9 de febrero de 2013

Terapeutas diminutos.

Cabizbaja. Con la larga melena morena y ondulada ocultando su rostro al mundo. Arrastra los pies por las aceras irregulares de la ciudad, desgastando más rápidamente las suelas de esas deportivas tan cómodas que la llevan a todas partes. Le pega una patada a una lata vacía. Por frustración. Por cabreo. Por rabia. Por ira. Por enfado. Por aguantar que no caiga ninguna lágrima. No en público. No ahora. No. Hunde más la cabeza. Más oscuridad. Más. Se pone la capucha cuando ve alguna aglomeración de gente. Así. Mejor. Se pone los auriculares. No busca ninguna canción en concreto, solo busca no escuchar sus propios pensamientos. Volumen máximo. Ya está. Aislada del mundo. De todo. Se sumerge entre las notas, los acordes, las voces extremadamente diferentes que se pasean por distintos estilos musicales. Así se distrae más.

Se sienta en un banco. A esperar. ¿A qué? Ni ella lo sabe.

Se pasa las manos por la cara de abajo hacia arriba. Al llegar a la frente, arrastra la capucha hacia atrás y deja al descubierto el pelo. Mira al frente. Una pared llena de pintadas. ¿Cómo no? Declaraciones guerra y amor. Promesas de hace años que quizás se rompieron pero quedarán ahí para el recuerdo hasta que alguien venga y lo borre de un brochazo. Mierda. Está pensando.

Continúa su camino a ninguna parte con la capucha como antes. Decide coger un autobús a vete tú a saber dónde. En la parada hay gente, pero le da igual. Se siente bien oculta entre las sombras que le causan su pelo, por eso le gusta llevarlo largo. Nadie puede mirarle a la cara, así si no conseguía contener alguna lágrima, no importaba. PODÍA. Para su sorpresa, una niña se le acerca. La única que sí que puede verle la cara. Le tira de la sudadera para llamar su atención. Y aunque a desgana, se quita un auricular para escucharla.

¿Por qué lloras, chica triste?

~No estoy llorando.

Está mal mentir. Mamá dice que no se debe mentir.

La chica la mira con dulzura y se sienta a su lado.

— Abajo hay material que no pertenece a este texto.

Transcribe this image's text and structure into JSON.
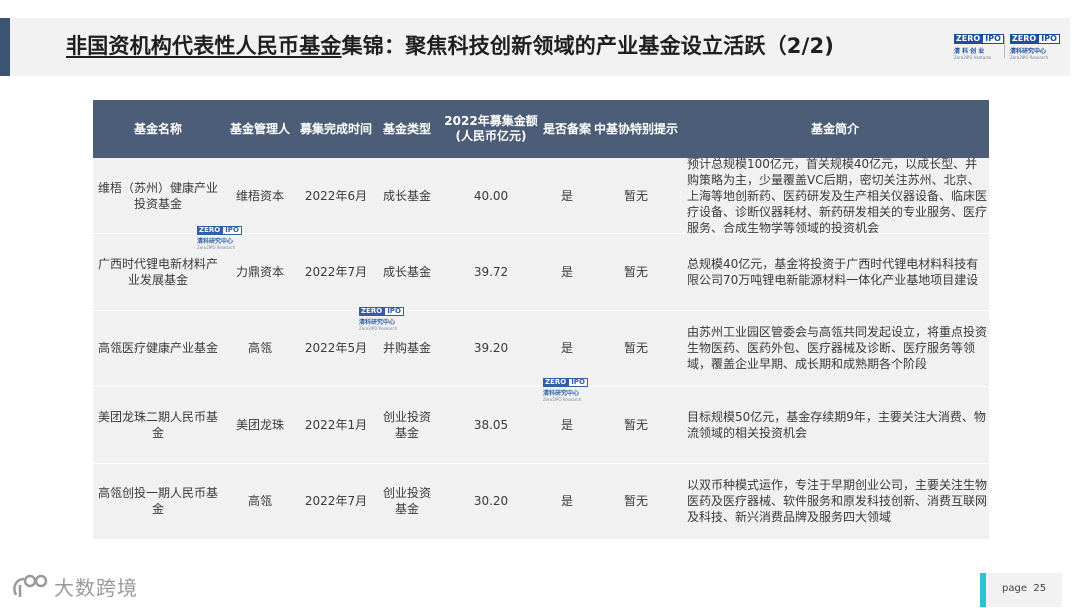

~¿De verdad quieres saberlo?

Sí, sino no te hubiese preguntado.

Vaya, aquella pequeña criatura le logra sacar una sonrisa. Y le cuenta por qué está así, alicaída, desganada, sin querer saber nada del mundo. Sus 7 curiosos e inocentes años hacen que pregunte.

¿Por qué lo mayores siempre sufrís por eso?

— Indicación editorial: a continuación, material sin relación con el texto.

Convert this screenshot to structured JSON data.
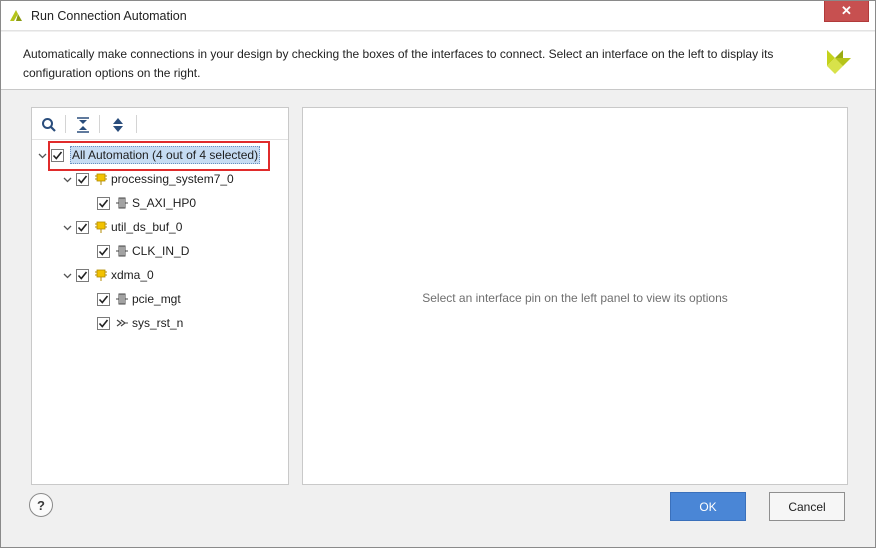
{
  "window": {
    "title": "Run Connection Automation",
    "close_label": "✕",
    "description": "Automatically make connections in your design by checking the boxes of the interfaces to connect. Select an interface on the left to display its configuration options on the right."
  },
  "toolbar": {
    "icons": [
      "search-icon",
      "collapse-all-icon",
      "expand-all-icon"
    ]
  },
  "tree": {
    "root": {
      "label": "All Automation (4 out of 4 selected)",
      "checked": true,
      "expanded": true
    },
    "nodes": [
      {
        "label": "processing_system7_0",
        "icon": "ip-block-icon",
        "checked": true,
        "expanded": true,
        "children": [
          {
            "label": "S_AXI_HP0",
            "icon": "bus-interface-icon",
            "checked": true
          }
        ]
      },
      {
        "label": "util_ds_buf_0",
        "icon": "ip-block-icon",
        "checked": true,
        "expanded": true,
        "children": [
          {
            "label": "CLK_IN_D",
            "icon": "bus-interface-icon",
            "checked": true
          }
        ]
      },
      {
        "label": "xdma_0",
        "icon": "ip-block-icon",
        "checked": true,
        "expanded": true,
        "children": [
          {
            "label": "pcie_mgt",
            "icon": "bus-interface-icon",
            "checked": true
          },
          {
            "label": "sys_rst_n",
            "icon": "reset-pin-icon",
            "checked": true
          }
        ]
      }
    ]
  },
  "right_panel": {
    "hint": "Select an interface pin on the left panel to view its options"
  },
  "buttons": {
    "help": "?",
    "ok": "OK",
    "cancel": "Cancel"
  },
  "colors": {
    "accent": "#4a86d6",
    "highlight": "#e02b2b",
    "selection": "#c6dcf3",
    "brand": "#b5c41a"
  }
}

~Porque al fin y al cabo, da algo de sentido a la vida.

¿Y crees que merece la pena? Digo, que si aún no te ha dicho nada, no tienes por qué estar triste, ¿no? Ya tendrás tiempo si te dice que no puede estar contigo.

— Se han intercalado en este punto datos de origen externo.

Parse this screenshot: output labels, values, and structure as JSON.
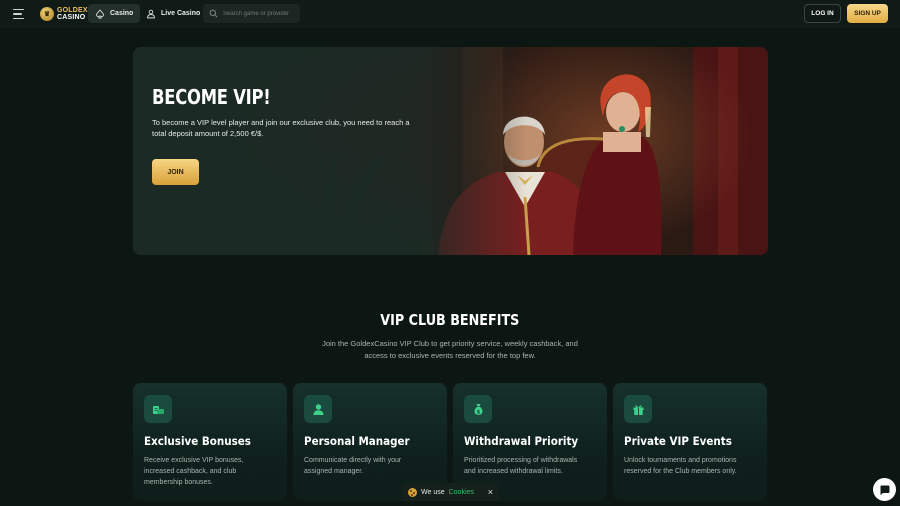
{
  "header": {
    "logo_line1": "GOLDEX",
    "logo_line2": "CASINO",
    "tabs": [
      {
        "label": "Casino",
        "icon": "spade-icon",
        "active": true
      },
      {
        "label": "Live Casino",
        "icon": "dealer-icon",
        "active": false
      }
    ],
    "search_placeholder": "Search game or provider",
    "login_label": "LOG IN",
    "signup_label": "SIGN UP"
  },
  "hero": {
    "title": "BECOME VIP!",
    "text": "To become a VIP level player and join our exclusive club, you need to reach a total deposit amount of 2,500 €/$.",
    "join_label": "JOIN"
  },
  "benefits": {
    "title": "VIP CLUB BENEFITS",
    "subtitle": "Join the GoldexCasino VIP Club to get priority service, weekly cashback, and access to exclusive events reserved for the top few.",
    "cards": [
      {
        "icon": "coins-icon",
        "title": "Exclusive Bonuses",
        "text": "Receive exclusive VIP bonuses, increased cashback, and club membership bonuses."
      },
      {
        "icon": "user-icon",
        "title": "Personal Manager",
        "text": "Communicate directly with your assigned manager."
      },
      {
        "icon": "money-bag-icon",
        "title": "Withdrawal Priority",
        "text": "Prioritized processing of withdrawals and increased withdrawal limits."
      },
      {
        "icon": "gift-icon",
        "title": "Private VIP Events",
        "text": "Unlock tournaments and promotions reserved for the Club members only."
      }
    ]
  },
  "cookie": {
    "prefix": "We use",
    "link": "Cookies",
    "close": "×"
  },
  "colors": {
    "background": "#0c1714",
    "gold": "#e2ad44",
    "accent_green": "#34c26a"
  }
}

~Supongo que tienes razón. Pero aún así me encuentro mal, me espero lo peor.

Mejor. Así si te dice que luchará por ti te llevas una alegría, y si no, ya lo tendrás asimilado. 

¿Qué sabrá esta niña de amor? Apenas a empezado a vivir y ya me ha dado una lección. Piensa.

Solo puede sonreírle, y le pasa los dedos un poco por el flequillo despeinado por el viento.

~Gracias.

¿Por qué?

~Por hacerme ver cosas que un adulto jamás podría hacerme ver.

A veces los niños somos psicólogos atrapados en cuerpos diminutos. Menos yo, que ya soy mayor.

Consigue arrancarle una carcajada. Y ella, tan renovada, se quita una pulsera y se la coloca en su fina muñeca.

¿Para mí?

~Claro. Ahora somos amigas. ¿Podrás guardar mi secreto?

Sí. Lo prometo.

Quizás no la volvería a ver nunca, pero sabe que no se arrepiente de lo que ha hecho. Y esa sonrisa en la cara de la niña jugueteando con la pulsera de su nueva amiga, la chica triste, no tiene precio.